SPADE diffusion model tackles offline design optimization without new experiments
A new arXiv preprint introduces SPADE, a diffusion-based surrogate model that uses support-proximity regularization and calibrated moment matching to optimize designs from static datasets without running new experiments.
SPADE (Support-Proximity Augmented Diffusion Estimation) is a forward surrogate modeling framework addressing offline black-box optimization—the challenge of finding high-scoring designs using only a fixed dataset, with no ability to test new candidates. The method models the forward likelihood p(y|x) as a diffusion process, then adds two components tailored for optimization: a Calibrated Diffusion Estimation module that enforces global consistency in statistical moments and pairwise rankings, and a Support-Proximity Regularization mechanism that uses k-nearest-neighbor density estimation to keep proposed designs close to the data manifold. The authors prove their regularization is first-order equivalent to maximizing a Bayesian posterior with a valid design prior, bridging the gap between generative modeling and constrained optimization.
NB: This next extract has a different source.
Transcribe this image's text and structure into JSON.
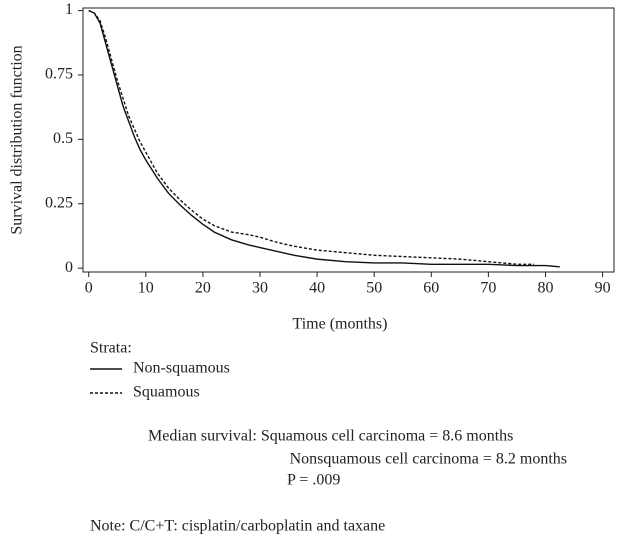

Existing methods split into inverse approaches—which map scores back to designs but struggle with ill-posed inversions—and forward approaches that model p(y|x) directly but often lack the distributional expressivity to quantify uncertainty. SPADE sidesteps both pitfalls by treating the forward model as a conditional generative process, inheriting diffusion models' ability to capture complex distributions while adding explicit constraints to prevent out-of-distribution extrapolation. The preprint reports state-of-the-art results across Design-Bench tasks and an LLM data mixture optimization benchmark, posted to arXiv on May 13, 2026.